En mars 2024, la collaboration CMS a annoncé l’observation de deux photons créant deux leptons tau lors de collisions proton-proton. C’est la première fois que ce processus est observé dans des collisions proton-proton, ce qui a été rendu possible grâce aux capacités de suivi précis du détecteur CMS. Il s’agit également de la mesure la plus précise du moment magnétique anormal du tau et offre une nouvelle façon de contraindre l’existence d’une nouvelle physique.
Le tau, parfois appelé tauon, est une particule particulière de la famille des leptons. En général, les leptons, avec les quarks, constituent le contenu en « matière » du modèle standard (SM). Le tau n’a été découvert qu’à la fin des années 1970 au SLAC, et son neutrino associé, le neutrino tau, a complété la partie matière tangible lors de sa découverte en 2000 par la collaboration DONUT du Laboratoire Fermi.
La recherche précise du tau est cependant assez délicate, car sa durée de vie est très courte : il reste stable pendant seulement 290·10-15 s (un cent quadrillionième de seconde).
Les deux autres leptons chargés, l’électron et le muon, sont plutôt bien étudiés. On en sait également beaucoup sur leurs moments magnétiques et leurs moments magnétiques anormaux associés. Le premier peut être compris comme la force et l’orientation d’un barreau magnétique imaginaire à l’intérieur d’une particule.

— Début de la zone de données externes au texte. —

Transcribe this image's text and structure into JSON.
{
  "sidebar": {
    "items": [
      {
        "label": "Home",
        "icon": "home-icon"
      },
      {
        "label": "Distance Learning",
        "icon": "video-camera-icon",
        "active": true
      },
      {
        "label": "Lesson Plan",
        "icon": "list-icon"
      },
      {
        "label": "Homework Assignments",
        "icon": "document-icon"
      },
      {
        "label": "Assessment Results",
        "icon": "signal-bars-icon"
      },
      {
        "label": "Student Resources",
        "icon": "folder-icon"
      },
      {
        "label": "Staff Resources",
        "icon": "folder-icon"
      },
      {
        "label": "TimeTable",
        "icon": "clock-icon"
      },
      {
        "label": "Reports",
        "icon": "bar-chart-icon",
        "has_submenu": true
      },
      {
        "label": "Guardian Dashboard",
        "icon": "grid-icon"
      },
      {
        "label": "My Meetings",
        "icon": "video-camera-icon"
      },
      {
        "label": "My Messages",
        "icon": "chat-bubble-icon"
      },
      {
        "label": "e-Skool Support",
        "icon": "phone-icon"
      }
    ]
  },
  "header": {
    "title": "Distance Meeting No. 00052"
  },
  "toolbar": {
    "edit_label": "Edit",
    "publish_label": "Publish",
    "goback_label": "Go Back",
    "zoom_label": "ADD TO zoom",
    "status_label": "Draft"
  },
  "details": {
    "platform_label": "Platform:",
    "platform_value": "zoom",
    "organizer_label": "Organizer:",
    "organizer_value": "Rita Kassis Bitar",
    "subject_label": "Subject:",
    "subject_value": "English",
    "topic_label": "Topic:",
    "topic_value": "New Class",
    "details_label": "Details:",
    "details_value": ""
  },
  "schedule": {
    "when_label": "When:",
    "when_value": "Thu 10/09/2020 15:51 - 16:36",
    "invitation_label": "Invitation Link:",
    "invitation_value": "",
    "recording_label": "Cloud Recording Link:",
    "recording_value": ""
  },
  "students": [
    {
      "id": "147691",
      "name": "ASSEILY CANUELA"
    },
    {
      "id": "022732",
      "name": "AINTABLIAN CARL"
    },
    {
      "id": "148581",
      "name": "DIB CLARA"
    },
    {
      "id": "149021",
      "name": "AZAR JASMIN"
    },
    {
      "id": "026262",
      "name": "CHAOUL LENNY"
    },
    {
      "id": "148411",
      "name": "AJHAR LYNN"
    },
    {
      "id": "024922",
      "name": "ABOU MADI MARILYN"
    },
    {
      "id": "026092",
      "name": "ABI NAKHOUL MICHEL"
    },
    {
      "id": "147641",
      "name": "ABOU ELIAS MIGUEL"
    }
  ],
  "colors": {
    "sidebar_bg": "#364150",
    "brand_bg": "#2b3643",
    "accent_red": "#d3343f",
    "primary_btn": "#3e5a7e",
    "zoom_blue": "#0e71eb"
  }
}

Cette quantité mesurable nécessite cependant des corrections au niveau quantique dues aux particules virtuelles tirant sur le moment magnétique, l’écartant de la valeur prédite. La correction quantique, appelée moment magnétique anormal, est de l’ordre de 0,1 %. Si les résultats théoriques et expérimentaux sont en désaccord, alors ce moment magnétique anormal ouvre les portes de la physique au-delà du SM.
Le moment magnétique anormal de l’électron est l’une des grandeurs les plus précisément connues en physique des particules et s’accorde parfaitement avec le SM. Son homologue muonique, en revanche, est l’un des plus étudiés et sur lequel des recherches sont en cours. Bien que la théorie et les expériences soient pour l’essentiel concordantes jusqu’à présent, les résultats récents suscitent une tension qui nécessite des investigations plus approfondies.
Pour les tau, cependant, la course continue. Il est particulièrement difficile de mesurer son moment magnétique anormal, aτ, en raison de la courte durée de vie du tau. Les premières tentatives de mesure de aτ après la découverte du tau comportaient une incertitude 30 fois supérieure à la taille des corrections quantiques. Les efforts expérimentaux menés au CERN avec les détecteurs LEP et LHC ont amélioré les contraintes, réduisant les incertitudes à 20 fois la taille des corrections quantiques.
Lors des collisions, les chercheurs recherchent un processus spécial : deux photons interagissent pour produire deux leptons tau, également appelés paires di-tau, qui se désintègrent ensuite en muons, électrons ou pions chargés et neutrinos. Jusqu’à présent, ATLAS et CMS l’ont observé dans des collisions plomb-plomb ultra-périphériques. Aujourd’hui, CMS rapporte la première observation du même processus lors de collisions proton-proton. Ces collisions offrent une sensibilité physique plus élevée au-delà du SM, car les nouveaux effets physiques augmentent avec l’énergie de collision.
Grâce aux capacités de suivi exceptionnelles du détecteur CMS, la collaboration a pu isoler ce processus spécifique des autres, en sélectionnant des événements dans lesquels les taus sont produits sans aucune autre trace à des distances aussi petites que 1 mm. « Cette réussite remarquable dans la détection des collisions proton-proton ultra-périphériques ouvre la voie à de nombreuses mesures révolutionnaires de ce type avec l’expérience CMS », a déclaré Michael Pitt, de l’équipe d’analyse CMS.
Cette nouvelle méthode offre une nouvelle façon de contraindre le moment magnétique anormal tau, que la collaboration CMS a immédiatement testée. Même si la signification sera améliorée avec les données d’exécution futures, leur nouvelle mesure impose jusqu’à présent les contraintes les plus strictes, avec une précision plus élevée que jamais. Cela réduit l’incertitude des prédictions à seulement trois fois la taille des corrections quantiques.
« Il est vraiment passionnant que nous puissions enfin affiner certaines des propriétés fondamentales de l’insaisissable lepton tau », a déclaré Izaak Neutelings, de l’équipe d’analyse de CMS. « Cette analyse introduit une nouvelle approche pour sonder tau g-2 et revitalise les mesures qui stagnent depuis plus de deux décennies », a ajouté Xuelong Qin, un autre membre de l’équipe d’analyse.